Gas Air Mata Awalnya Digunakan Tentara Perancis dalam Perang 1914

Agustus 1914, tentara Perancis menembakkan granat berisi gas kepada prajurit Jerman di kawasan perbatasan. Perang “Battle of the Frontiers” itu menjadi momen awal gas air mata digunakan di dunia.


Situs berita The Atlantic mengatakan, granat berisi gas tersebut digunakan untuk membuat mundur barikade. Gas tersebut menimbulkan beragam reaksi seperti sakit mata, masalah pernafasan, iritasi kulit, pendarahan, bahkan kebutaan. Granat berisi gas tersebut kemudian dikenal sebagai tear gas (gas air mata), atau lachrymator.

Situs Encyclopedia Britannica mengatakan bahan utama gas air mata adalah halogen sintetis, cairan yang bisa ditembakkan lewat beberapa senjata seperti granat dan spray.

Adalah Amos Fries, pemimpin dari Chemical Welfare Service US Army mengembangkan teknologi agar gas air mata bisa digunakan tak hanya di medan perang. Dia pula yang membayar pengacara dan pebisnis untuk membuat pasar komersial gas air mata dan mempublikasikannya lewat media massa.

“Lebih mudah dihadapkan dengan peluru dibanding dengan gas yang tak kasat mata,” begitu katanya saat itu.

Kini, gas air mata hampir selalu digunakan oleh pihak berwenang untuk meredakan demonstrasi. Semua itu dimulai usai Perang Dunia I berakhir.

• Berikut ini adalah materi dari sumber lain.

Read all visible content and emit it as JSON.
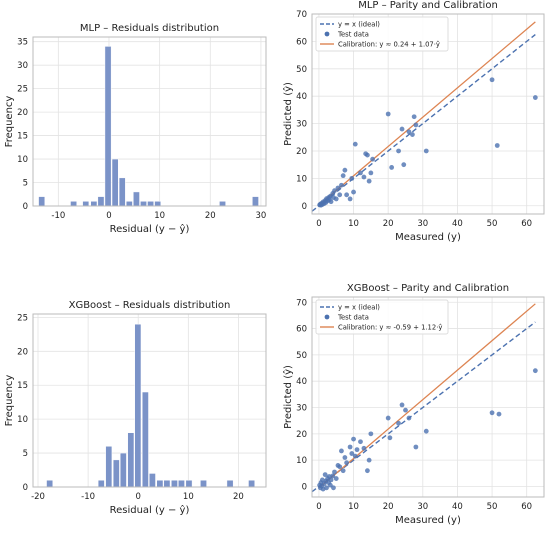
{
  "chart_data": [
    {
      "type": "bar",
      "title": "MLP – Residuals distribution",
      "xlabel": "Residual (y − ŷ)",
      "ylabel": "Frequency",
      "xlim": [
        -15,
        31
      ],
      "ylim": [
        0,
        36
      ],
      "xticks": [
        -10,
        0,
        10,
        20,
        30
      ],
      "yticks": [
        0,
        5,
        10,
        15,
        20,
        25,
        30,
        35
      ],
      "grid": true,
      "bin_width": 1.43,
      "bins": [
        {
          "x0": -13.9,
          "count": 2
        },
        {
          "x0": -7.6,
          "count": 1
        },
        {
          "x0": -5.2,
          "count": 1
        },
        {
          "x0": -3.6,
          "count": 1
        },
        {
          "x0": -2.2,
          "count": 2
        },
        {
          "x0": -0.8,
          "count": 34
        },
        {
          "x0": 0.6,
          "count": 10
        },
        {
          "x0": 2.0,
          "count": 6
        },
        {
          "x0": 3.4,
          "count": 1
        },
        {
          "x0": 4.8,
          "count": 3
        },
        {
          "x0": 6.2,
          "count": 1
        },
        {
          "x0": 7.6,
          "count": 1
        },
        {
          "x0": 9.0,
          "count": 1
        },
        {
          "x0": 21.8,
          "count": 1
        },
        {
          "x0": 28.3,
          "count": 2
        }
      ]
    },
    {
      "type": "scatter",
      "title": "MLP – Parity and Calibration",
      "xlabel": "Measured (y)",
      "ylabel": "Predicted (ŷ)",
      "xlim": [
        -2,
        65
      ],
      "ylim": [
        -3,
        70
      ],
      "xticks": [
        0,
        10,
        20,
        30,
        40,
        50,
        60
      ],
      "yticks": [
        0,
        10,
        20,
        30,
        40,
        50,
        60,
        70
      ],
      "grid": true,
      "legend_position": "top-left",
      "legend": [
        "y = x (ideal)",
        "Test data",
        "Calibration: y ≈ 0.24 + 1.07·ŷ"
      ],
      "ideal_line": {
        "slope": 1,
        "intercept": 0
      },
      "calibration_line": {
        "slope": 1.07,
        "intercept": 0.24
      },
      "points": [
        [
          0.2,
          0.3
        ],
        [
          0.4,
          0.6
        ],
        [
          0.6,
          0.2
        ],
        [
          0.8,
          0.9
        ],
        [
          1.0,
          0.5
        ],
        [
          1.2,
          1.4
        ],
        [
          1.5,
          0.8
        ],
        [
          1.8,
          1.9
        ],
        [
          2.0,
          1.2
        ],
        [
          2.2,
          2.6
        ],
        [
          2.5,
          1.8
        ],
        [
          2.8,
          3.0
        ],
        [
          3.0,
          2.2
        ],
        [
          3.3,
          3.5
        ],
        [
          3.5,
          1.5
        ],
        [
          4.0,
          4.5
        ],
        [
          4.2,
          3.0
        ],
        [
          4.5,
          5.5
        ],
        [
          5.0,
          2.5
        ],
        [
          5.5,
          6.5
        ],
        [
          6.0,
          4.0
        ],
        [
          6.5,
          7.5
        ],
        [
          7.0,
          11.0
        ],
        [
          7.5,
          13.0
        ],
        [
          8.0,
          4.0
        ],
        [
          9.0,
          2.5
        ],
        [
          9.5,
          10.0
        ],
        [
          10.0,
          5.0
        ],
        [
          10.5,
          22.5
        ],
        [
          12.0,
          12.0
        ],
        [
          13.0,
          10.5
        ],
        [
          13.5,
          19.0
        ],
        [
          14.0,
          18.5
        ],
        [
          14.5,
          9.0
        ],
        [
          15.0,
          12.0
        ],
        [
          15.5,
          17.0
        ],
        [
          20.0,
          33.5
        ],
        [
          21.0,
          14.0
        ],
        [
          23.0,
          20.0
        ],
        [
          24.0,
          28.0
        ],
        [
          24.5,
          15.0
        ],
        [
          26.0,
          27.0
        ],
        [
          27.0,
          26.0
        ],
        [
          27.5,
          32.5
        ],
        [
          28.0,
          29.5
        ],
        [
          31.0,
          20.0
        ],
        [
          50.0,
          46.0
        ],
        [
          51.5,
          22.0
        ],
        [
          62.5,
          39.5
        ]
      ]
    },
    {
      "type": "bar",
      "title": "XGBoost – Residuals distribution",
      "xlabel": "Residual (y − ŷ)",
      "ylabel": "Frequency",
      "xlim": [
        -21,
        25.5
      ],
      "ylim": [
        0,
        25.5
      ],
      "xticks": [
        -20,
        -10,
        0,
        10,
        20
      ],
      "yticks": [
        0,
        5,
        10,
        15,
        20,
        25
      ],
      "grid": true,
      "bin_width": 1.45,
      "bins": [
        {
          "x0": -18.3,
          "count": 1
        },
        {
          "x0": -8.0,
          "count": 1
        },
        {
          "x0": -6.5,
          "count": 6
        },
        {
          "x0": -5.0,
          "count": 4
        },
        {
          "x0": -3.6,
          "count": 5
        },
        {
          "x0": -2.1,
          "count": 8
        },
        {
          "x0": -0.7,
          "count": 24
        },
        {
          "x0": 0.8,
          "count": 14
        },
        {
          "x0": 2.2,
          "count": 2
        },
        {
          "x0": 3.7,
          "count": 1
        },
        {
          "x0": 5.1,
          "count": 1
        },
        {
          "x0": 6.6,
          "count": 1
        },
        {
          "x0": 8.0,
          "count": 1
        },
        {
          "x0": 9.5,
          "count": 1
        },
        {
          "x0": 12.4,
          "count": 1
        },
        {
          "x0": 17.7,
          "count": 1
        },
        {
          "x0": 22.0,
          "count": 1
        }
      ]
    },
    {
      "type": "scatter",
      "title": "XGBoost – Parity and Calibration",
      "xlabel": "Measured (y)",
      "ylabel": "Predicted (ŷ)",
      "xlim": [
        -2,
        65
      ],
      "ylim": [
        -4,
        72
      ],
      "xticks": [
        0,
        10,
        20,
        30,
        40,
        50,
        60
      ],
      "yticks": [
        0,
        10,
        20,
        30,
        40,
        50,
        60,
        70
      ],
      "grid": true,
      "legend_position": "top-left",
      "legend": [
        "y = x (ideal)",
        "Test data",
        "Calibration: y ≈ -0.59 + 1.12·ŷ"
      ],
      "ideal_line": {
        "slope": 1,
        "intercept": 0
      },
      "calibration_line": {
        "slope": 1.12,
        "intercept": -0.59
      },
      "points": [
        [
          0.2,
          0.5
        ],
        [
          0.4,
          -0.5
        ],
        [
          0.6,
          1.5
        ],
        [
          0.8,
          0.2
        ],
        [
          1.0,
          2.5
        ],
        [
          1.2,
          -1.0
        ],
        [
          1.5,
          1.0
        ],
        [
          1.8,
          4.5
        ],
        [
          2.0,
          2.0
        ],
        [
          2.2,
          -0.5
        ],
        [
          2.5,
          3.0
        ],
        [
          2.8,
          1.5
        ],
        [
          3.0,
          3.8
        ],
        [
          3.3,
          0.5
        ],
        [
          3.5,
          2.5
        ],
        [
          4.0,
          4.0
        ],
        [
          4.2,
          -0.5
        ],
        [
          4.5,
          5.5
        ],
        [
          5.0,
          3.0
        ],
        [
          5.5,
          8.0
        ],
        [
          6.0,
          7.5
        ],
        [
          6.5,
          13.5
        ],
        [
          7.0,
          6.0
        ],
        [
          7.5,
          11.0
        ],
        [
          8.0,
          9.0
        ],
        [
          9.0,
          15.0
        ],
        [
          9.5,
          12.5
        ],
        [
          10.0,
          18.0
        ],
        [
          10.5,
          11.5
        ],
        [
          11.0,
          14.0
        ],
        [
          12.0,
          17.0
        ],
        [
          13.0,
          14.5
        ],
        [
          14.0,
          6.0
        ],
        [
          14.5,
          10.0
        ],
        [
          15.0,
          20.0
        ],
        [
          20.0,
          26.0
        ],
        [
          20.5,
          18.5
        ],
        [
          23.0,
          24.0
        ],
        [
          24.0,
          31.0
        ],
        [
          25.0,
          29.0
        ],
        [
          26.0,
          26.0
        ],
        [
          28.0,
          15.0
        ],
        [
          31.0,
          21.0
        ],
        [
          50.0,
          28.0
        ],
        [
          52.0,
          27.5
        ],
        [
          62.5,
          44.0
        ]
      ]
    }
  ]
}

Salah satu produsen gas air mata terbesar dan tertua adalah Lake Erie Chemical Company, yang didirikan oleh veteran Perang Dunia I bernama Kolonel Byron “Biff” Goss.

Sejak pertama kali dibuka pada 1930-an, Lake Erie Chemical Company menjual gas air mata pada pada beberapa negara seperti Argentina, Bolivia, dan Kuba. Pada Perang Dunia II, penggunaan gas air mata berlanjut. Gas tersebut digunakan oleh Italia saat melawan Ethiophia. 

 
Tentara Spanyol menggunakannya di Maroko, sementara Jepang menggunakan gas tersebut untuk melawan China. Di Vietnam, tentara AS menembakkan gas air mata pada terowongan-terowongan Viet Cong. 

Selama dua dekade belakangan, penjualan gas air mata bertambah pesat. Gas ini digunakan dalam demonstrasi di banyak negara, termasuk Indonesia.

Padahal, Amnesty International memasukkan gas air mata sebagai bagian dari barang perdagangan internasional yang membahayakan.